Security features of NOSTR
Nostr was born as a Decentralized social interaction protocol. So in a social network world is open everything is transparent. Or maybe not everything. Sometimes we have a a secret or something for close friends and a limited group of people, or maybe we want to keep data only for ourselves.
Encrypted Direct Messages
As you can see from a number of communities, think about this idea on a baby steps of protocol for person-to-person communication. So you simply encrypt a message with a public key and the user can decrypt it back
import crypto from 'crypto'
import * as secp from '@noble/secp256k1'
let sharedPoint = secp.getSharedSecret(ourPrivateKey, '02' + theirPublicKey)
let sharedX = sharedPoint.slice(1, 33)
let iv = crypto.randomFillSync(new Uint8Array(16))
var cipher = crypto.createCipheriv(
'aes-256-cbc',
Buffer.from(sharedX),
iv
)
let encryptedMessage = cipher.update(text, 'utf8', 'base64')
encryptedMessage += cipher.final('base64')
let ivBase64 = Buffer.from(iv.buffer).toString('base64')
let event = {
pubkey: ourPubKey,
created_at: Math.floor(Date.now() / 1000),
kind: 4,
tags: [['p', theirPublicKey]],
content: encryptedMessage + '?iv=' + ivBase64
}it is work well and do not require any efforts on a relay side and ask clients to be a bit smarter and understand this event
But what about group resoureces or even idea of resource like in a clasical web ?
Authentication of clients to relays
Well, one of propousal is NIP-42 Authentication of clients to relays make it working in theory so you could create a relay for a limited group of users and ask them to authenticate. It is still a give-all-or-nothing approach.
Auth flow is quite simple user signs ephemeral events and relay could check a signature.
HTTP Auth NIP-98
HTTP Auth NIP-98 even allow to use a nostr events for authorisation of HTTP calls
So, as you can see, it is a lot of good features available that allow you to go far and implement a lot of useful flows, but still, a few things is missed
Missed features
I have my personal wishlist
- group of list base acess
- user resoure focussed access
Group specific sharing
We still need the ability to share content with a selected users. We could reuse a list for this
If a key is included in a list user could get this message but it is require authentification or some kind of athoc protocol where user signs an ephemeral event and uses it for a request.

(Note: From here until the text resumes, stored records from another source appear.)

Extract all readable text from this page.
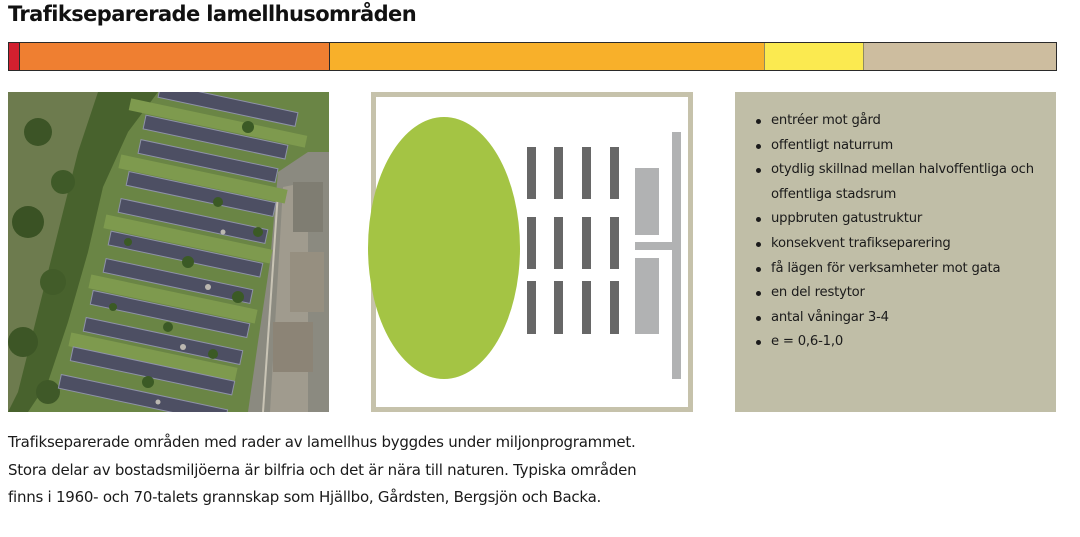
Trafikseparerade lamellhusområden
entréer mot gård
offentligt naturrum
otydlig skillnad mellan halvoffentliga och offentliga stadsrum
uppbruten gatustruktur
konsekvent trafikseparering
få lägen för verksamheter mot gata
en del restytor
antal våningar 3-4
e = 0,6-1,0

Trafikseparerade områden med rader av lamellhus byggdes under miljonprogrammet.
Stora delar av bostadsmiljöerna är bilfria och det är nära till naturen. Typiska områden
finns i 1960- och 70-talets grannskap som Hjällbo, Gårdsten, Bergsjön och Backa.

User Specific resources access
NIP-78 Application data
is very powerful and low to build many use cases and applications on top. I am keen to build Trust tasks and Verifiable credentials protocols on top of it but we need permission-like features. Users should have a secure way to get resources created for them or by them in a certain way. For single users, we still could use encryption, but it has a price. Encrypted data require computation power and processing power to decrypt, and for sure encrypted data require more storage capacity. Encryption is not a silver bullet here.